Section “MRI processing”: Indeed, with the freesurfer toolbox, we can segment automatically brain tissue, however, there are might be errors in the segmented result (segmented brain). To avoid re-run the entire study the reviewer suggests discussing this limitation in their discussion.

Section “MEG processing”, paragraph 1: The authors have not taken into account ocular or cardiac artifacts. There are automatic procedures that can take care of the ocular and cardiac artifacts (see Antonakakis M, Dimitriadis SI, Zervakis M, Micheloyannis S, Rezaie R, Babajani-Feremi A, Zouridakis G, Papanicolaou AC. Altered cross-frequency coupling in resting-state MEG after mild traumatic brain injury. Int J Psychophysiol. 2016 Apr;102:1-11. doi: 10.1016/j.ijpsycho.2016.02.002 . Epub 2016 Feb 22. PMID: 26910049).

Please refer to the specific limitation of this manuscript and add corresponding references (e.g. Antonakakis et al., 2016)

In the same section, paragraph 4, end of the section: The authors used a simplistic head model, neglecting the effect of the CSF or the white matter anisotropy, even though there is a large survey that shows such effects. The most recent studies are Antonakakis et al., 2019 HBM, and Schrader et al., 2020. Please discuss and cite this limitation with the above references.

Antonakakis M, Schrader S, Wollbrink A, Oostenveld R, Rampp S, Haueisen J, Wolters CH. The effect of stimulation type, head modeling, and combined EEG and MEG on the source reconstruction of the somatosensory P20/N20 component. Hum Brain Mapp. 2019 Dec 1;40(17):5011-5028. doi: 10.1002/hbm.24754

Schrader S, Antonakakis M, Rampp S, Engwer C and Wolters CH. A novel method for calibrating head models to account for variability in conductivity and its evaluation in a sphere model. https://iopscience.iop.org/article/10.1088/1361-6560/abc5aa

Section “Discussion”, end of paragraph 1, the authors could add and compare their results with other studies relative to TBI or mTBI diagnosis using classification approaches.

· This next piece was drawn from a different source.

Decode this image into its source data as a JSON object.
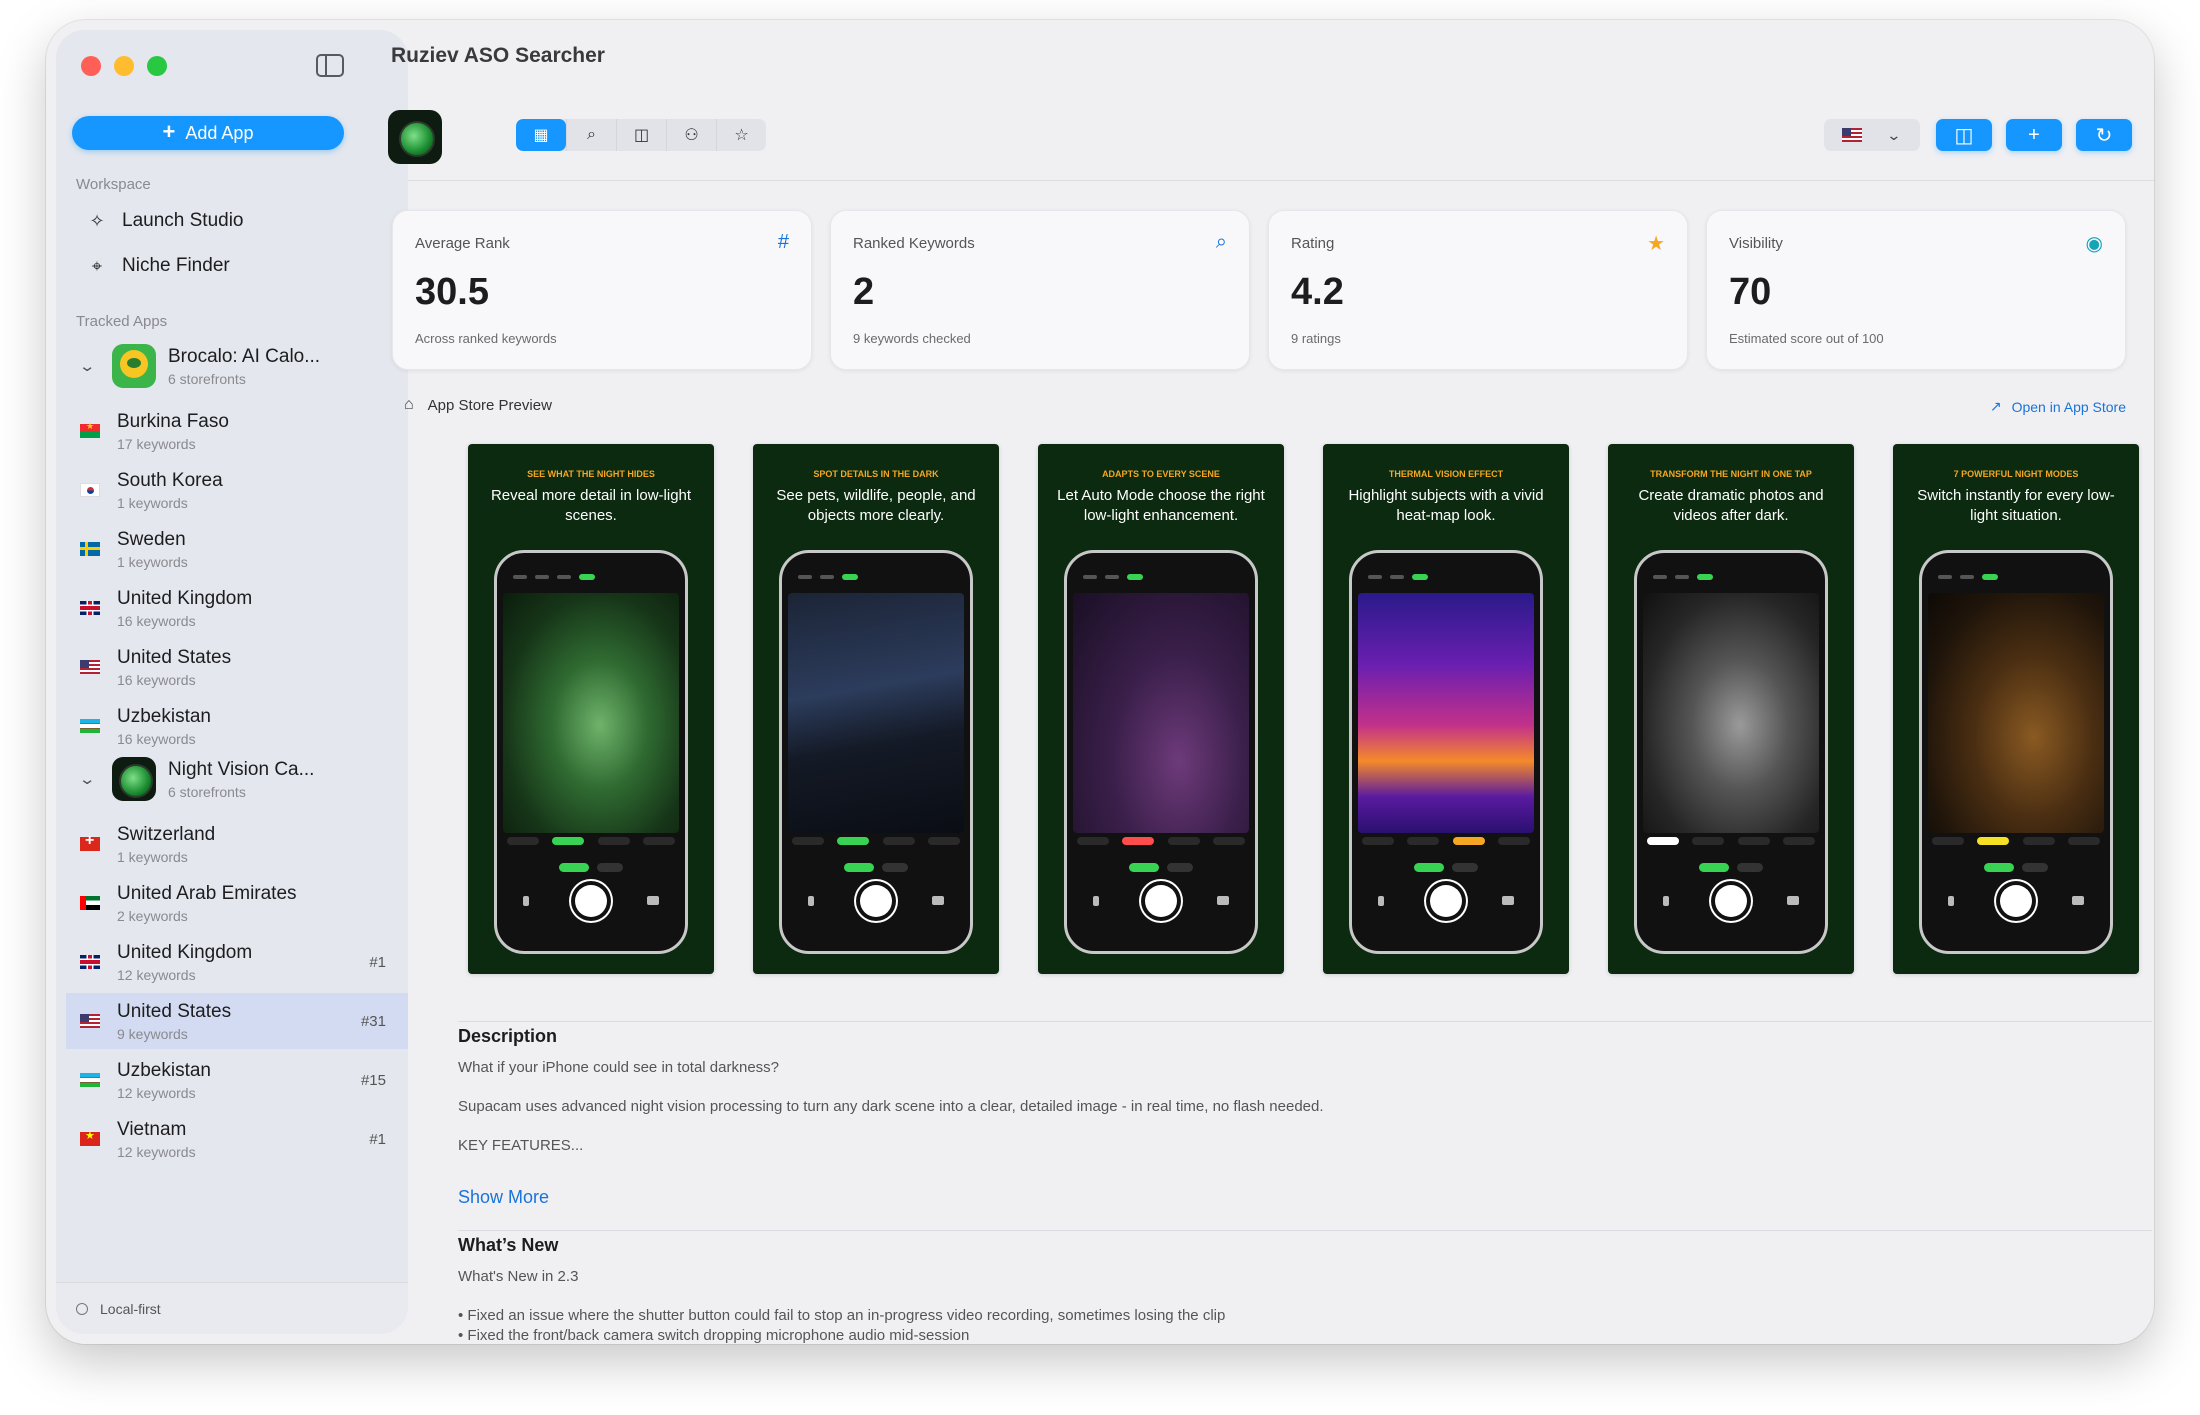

Recent examples are Antonakakis et al., 2020, Vergara et al., 2018 and

Antonakakis M, Dimitriadis SI, Zervakis M, Papanicolaou AC, Zouridakis G. Aberrant Whole-Brain Transitions and Dynamics of Spontaneous Network Microstates in Mild Traumatic Brain Injury. Front Comput Neurosci. 2020;13:90. Published 2020 Jan 15. doi:10.3389/fncom.2019.00090 

Vergara, V. M., Mayer, A. R., Kiehl, K. A., and Calhoun, V. D. (2018). Dynamic functional network connectivity discriminates mild traumatic brain injury through machine learning. Neuroimage Clin. 19, 30–37.doi: 10.1016/j.nicl.2018.03.017

Vakorin, V. A., Doesburg, S. M., da Costa, L., Jetly, R., Pang, E. W., and Taylor, M. J. (2016). Detecting mild traumatic brain injury using resting state magnetoencephalographic connectivity. PLoS Comput. Biol. 12:e1004914. doi: 10.1371/journal.pcbi.1004914

Section „ Cortical vs adjacent white matter regions “, it is not clear whether the DTI directions were enough in order to reconstruct the Fractional Anisotropy due to the possibility of crossing fiber. Please elaborate and add the corresponding limitation in the limitation section of the manuscript.

In general, the entire manuscript and specifically the discussion seems to be written in hurry. In addition, the discussion is quite limited. There is no limitation section, nor conclusion. The authors need to restructure their work in order to include a complete structure with also more informative, complete details in their figures and better representation of the images.

Finally yet importantly, the authors always mention for classification or that the classifier showed something. However, there is no references or description (in the methods sections) about classification. What do the authors mean? Is it a classification in terms of machine learning? Alternatively, manual human categorization of the metadata? Please provide necessary details of information about the classification.